Abstract

In Deutschland und anderen westlichen Industrienationen stellen arteriosklerotische Gefäßerkrankungen eine häufige Todesursache dar. Die Arteriosklerose ist ein an der Arterienwand sich abspielender Prozeß, der schon frühzeitig das Gefäßendothel schädigt und in dessen Verlauf es zu einem Elastizitätsverlust und zur Stenosierung der betroffenen Arterie kommt.
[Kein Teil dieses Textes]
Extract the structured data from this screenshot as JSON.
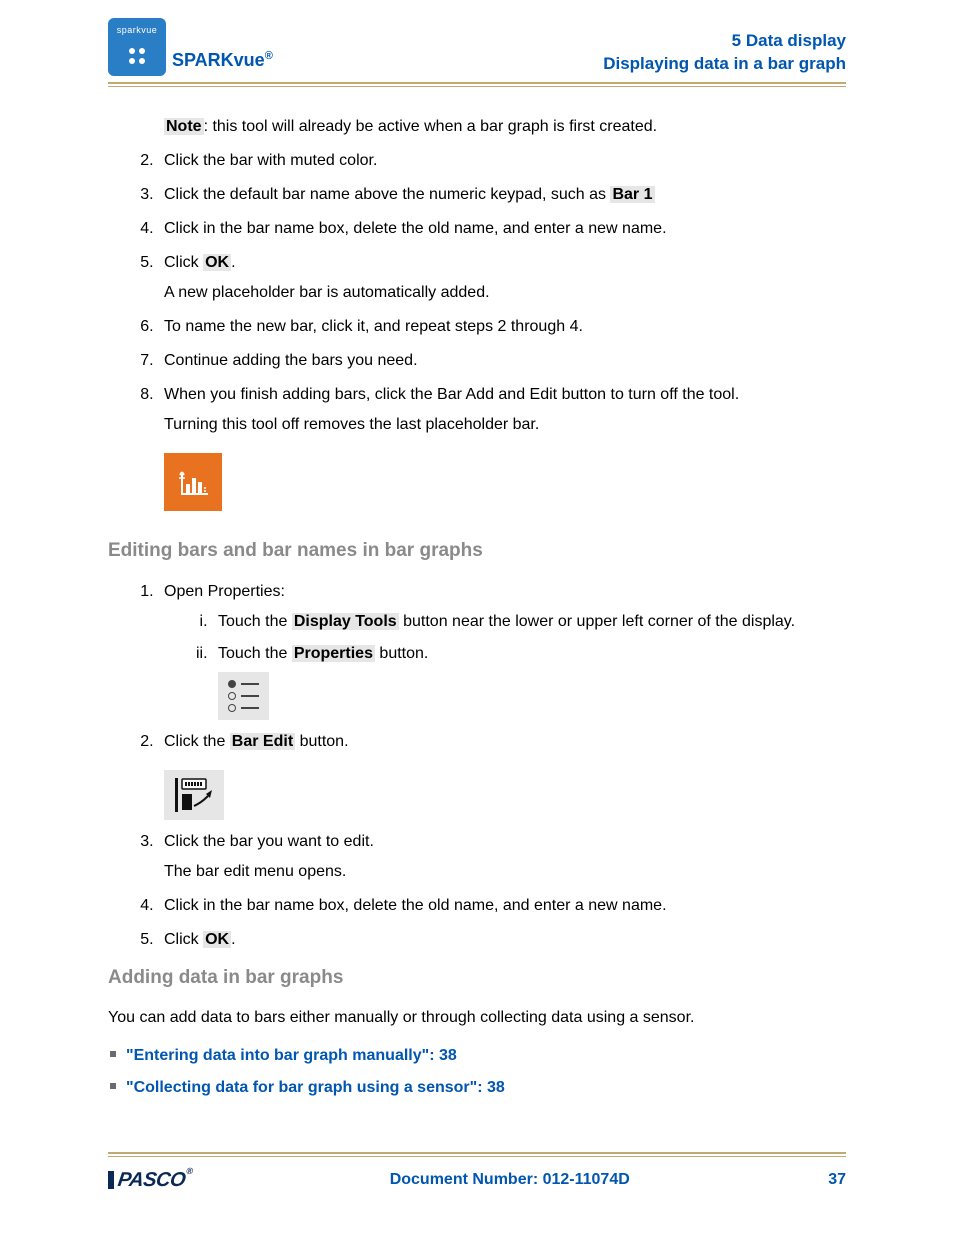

Mögliche Folgen davon sind die koronare Herzkrankheit (KHK), eine cerebrovaskuläre Insuffizienz oder die periphere arterielle Verschlußkrankheit. Durch Autopsie-Studien weiß man, daß erste arteriosklerotische Veränderungen bereits im Kindes- bzw. Jugendalter in Form der sogenannten "fatty streaks" erkennbar sind [ PDAY-Study 1990, Bogalusa-Heart-Study 1986]. Es ist heute unumstritten, daß die Hauptrisikofaktoren für die Entstehung der Arteriosklerose erhöhte LDL-Cholesterinwerte, arterieller Hypertonus, Nikotinabusus und Diabetes mellitus sind. Weitere Risikofaktoren werden in erhöhten Triglyceridspiegeln, erniedrigtem HDL-Cholesterin, Übergewicht, Bewegungsmangel, erhöhtem Lipoprotein (a), Homocysteinämie, Hyperfibrinogenämie, im männlichem Geschlecht und in einer familiären Häufung von koronaren Herzerkrankungen gesehen.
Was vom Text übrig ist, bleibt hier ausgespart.